More questions on the legality of John McCain as US President! Obama is eligible as he was born in Hawaii, but McCain's birth in the Panama Canal
zone is causing problems.
John McCain
IS a US citizen, that has not been in doubt. The question is whether or not he is classified as a 'natural born citizen'.

Title 8 of the U.S. Code Section 1401 defines the following as people who are "citizens of the United States at birth:"
Anyone born inside the United States
Any Indian or Eskimo born in the United States, provided being a citizen of the U.S. does not impair the person's status as a citizen of the tribe
Any one born outside the United States, both of whose parents are citizens of the U.S., as long as one parent has lived in the U.S.
Any one born outside the United States, if one parent is a citizen and lived in the U.S. for at least one year and the other parent is a U.S.
national
Any one born in a U.S. possession, if one parent is a citizen and lived in the U.S. for at least one year
Any one found in the U.S. under the age of five, whose parentage cannot be determined, as long as proof of non-citizenship is not provided by age
21
Any one born outside the United States, if one parent is an alien and as long as the other parent is a citizen of the U.S. who lived in the U.S. for
at least five years (with military and diplomatic service included in this time)
A final, historical condition: a person born before 5/24/1934 of an alien father and a U.S. citizen mother who has lived in the U.S.
Does John McCain fit all of the above credentials?

The analysis, by Prof. Gabriel J. Chin, focused on a 1937 law that has been largely overlooked in the debate over Mr. McCain’s eligibility to be
president. The law conferred citizenship on children of American parents born in the Canal Zone after 1904, and it made John McCain a citizen just
before his first birthday. But the law came too late, Professor Chin argued, to make Mr. McCain a natural-born citizen.
There are, Professor Chin argued in his analysis, only two ways to become a natural-born citizen. One, specified in the Constitution, is to be born in
the United States. The other way is to be covered by a law enacted by Congress at the time of one’s birth.
Professor Chin wrote that simply being born in the Canal Zone did not satisfy the 14th Amendment, which says that “all persons born or naturalized
in the United States, and subject to the jurisdiction thereof, are citizens of the United States.”
A series of early-20th-century decisions known as the Insular Cases, he wrote, ruled that unincorporated territories acquired by the United States
were not part of the nation for constitutional purposes. The Insular Cases did not directly address the Canal Zone. But the zone was generally
considered an unincorporated territory before it was returned to Panama in 1999, and some people born in the Canal Zone when it was under American
jurisdiction have been deported from the United States or convicted of being here illegally.
Interesting that Panama was not mentioned in these cases, but it seems it was not considered 'incorporated' (or part of the United States).

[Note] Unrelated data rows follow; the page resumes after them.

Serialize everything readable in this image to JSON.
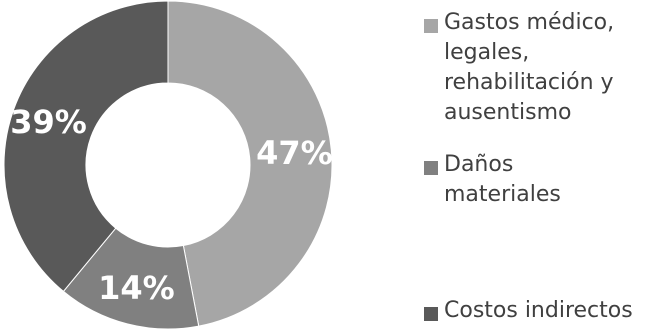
{
  "chart_data": {
    "type": "pie",
    "donut": true,
    "categories": [
      "Gastos médico, legales, rehabilitación y ausentismo",
      "Daños materiales",
      "Costos indirectos"
    ],
    "values": [
      47,
      14,
      39
    ],
    "data_labels": [
      "47%",
      "14%",
      "39%"
    ],
    "colors": [
      "#a6a6a6",
      "#808080",
      "#595959"
    ],
    "legend_position": "right"
  }
}
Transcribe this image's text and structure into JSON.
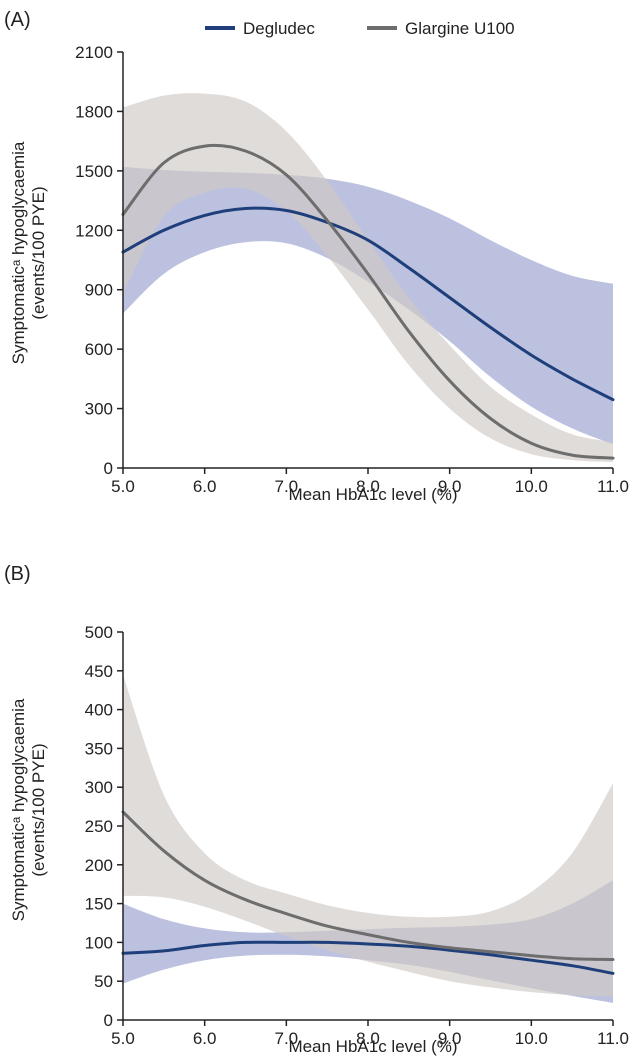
{
  "chart_data": [
    {
      "type": "line",
      "panel_label": "(A)",
      "xlabel": "Mean HbA1c level (%)",
      "ylabel_line1": "Symptomaticᵃ hypoglycaemia",
      "ylabel_line2": "(events/100 PYE)",
      "xlim": [
        5.0,
        11.0
      ],
      "ylim": [
        0,
        2100
      ],
      "x_ticks": [
        "5.0",
        "6.0",
        "7.0",
        "8.0",
        "9.0",
        "10.0",
        "11.0"
      ],
      "y_ticks": [
        "0",
        "300",
        "600",
        "900",
        "1200",
        "1500",
        "1800",
        "2100"
      ],
      "legend": {
        "position": "top-center"
      },
      "series": [
        {
          "name": "Degludec",
          "color": "#1f3f7a",
          "band_color": "#8f98cc",
          "x": [
            5.0,
            5.5,
            6.0,
            6.5,
            7.0,
            7.5,
            8.0,
            8.5,
            9.0,
            9.5,
            10.0,
            10.5,
            11.0
          ],
          "y": [
            1090,
            1200,
            1275,
            1310,
            1300,
            1240,
            1150,
            1010,
            860,
            710,
            570,
            450,
            345
          ],
          "lower": [
            780,
            980,
            1090,
            1140,
            1135,
            1060,
            940,
            800,
            640,
            460,
            310,
            200,
            120
          ],
          "upper": [
            1520,
            1505,
            1495,
            1490,
            1480,
            1460,
            1420,
            1350,
            1260,
            1150,
            1050,
            970,
            930
          ]
        },
        {
          "name": "Glargine U100",
          "color": "#6d6d6d",
          "band_color": "#cfcac5",
          "x": [
            5.0,
            5.5,
            6.0,
            6.5,
            7.0,
            7.5,
            8.0,
            8.5,
            9.0,
            9.5,
            10.0,
            10.5,
            11.0
          ],
          "y": [
            1280,
            1540,
            1625,
            1600,
            1480,
            1250,
            980,
            690,
            440,
            250,
            125,
            65,
            50
          ],
          "lower": [
            880,
            1270,
            1390,
            1410,
            1300,
            1070,
            800,
            520,
            300,
            150,
            70,
            40,
            30
          ],
          "upper": [
            1820,
            1880,
            1890,
            1850,
            1700,
            1450,
            1150,
            860,
            620,
            410,
            270,
            170,
            130
          ]
        }
      ]
    },
    {
      "type": "line",
      "panel_label": "(B)",
      "xlabel": "Mean HbA1c level (%)",
      "ylabel_line1": "Symptomaticᵃ hypoglycaemia",
      "ylabel_line2": "(events/100 PYE)",
      "xlim": [
        5.0,
        11.0
      ],
      "ylim": [
        0,
        500
      ],
      "x_ticks": [
        "5.0",
        "6.0",
        "7.0",
        "8.0",
        "9.0",
        "10.0",
        "11.0"
      ],
      "y_ticks": [
        "0",
        "50",
        "100",
        "150",
        "200",
        "250",
        "300",
        "350",
        "400",
        "450",
        "500"
      ],
      "series": [
        {
          "name": "Degludec",
          "color": "#1f3f7a",
          "band_color": "#8f98cc",
          "x": [
            5.0,
            5.5,
            6.0,
            6.5,
            7.0,
            7.5,
            8.0,
            8.5,
            9.0,
            9.5,
            10.0,
            10.5,
            11.0
          ],
          "y": [
            86,
            89,
            96,
            100,
            100,
            100,
            98,
            95,
            90,
            84,
            77,
            70,
            60
          ],
          "lower": [
            47,
            65,
            77,
            83,
            84,
            82,
            77,
            71,
            62,
            51,
            41,
            31,
            22
          ],
          "upper": [
            150,
            130,
            118,
            113,
            113,
            115,
            117,
            119,
            120,
            123,
            130,
            150,
            180
          ]
        },
        {
          "name": "Glargine U100",
          "color": "#6d6d6d",
          "band_color": "#cfcac5",
          "x": [
            5.0,
            5.5,
            6.0,
            6.5,
            7.0,
            7.5,
            8.0,
            8.5,
            9.0,
            9.5,
            10.0,
            10.5,
            11.0
          ],
          "y": [
            268,
            218,
            180,
            155,
            137,
            121,
            110,
            100,
            93,
            88,
            83,
            79,
            78
          ],
          "lower": [
            160,
            158,
            146,
            128,
            108,
            90,
            75,
            62,
            50,
            42,
            36,
            32,
            30
          ],
          "upper": [
            445,
            290,
            215,
            180,
            163,
            148,
            138,
            133,
            133,
            140,
            165,
            215,
            305
          ]
        }
      ]
    }
  ]
}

In April, the Senate approved a nonbinding resolution declaring that Mr. McCain is eligible to be president. Its sponsors said the nation’s
founders would have never intended to deny the presidency to the offspring of military personnel stationed out of the country.
Perhaps regardless of Constitutional law, which trumps every resolution Congress can make, McCain may be able eligible for President.
Even though McCain is a US citizen, is he really a natural born US citizen?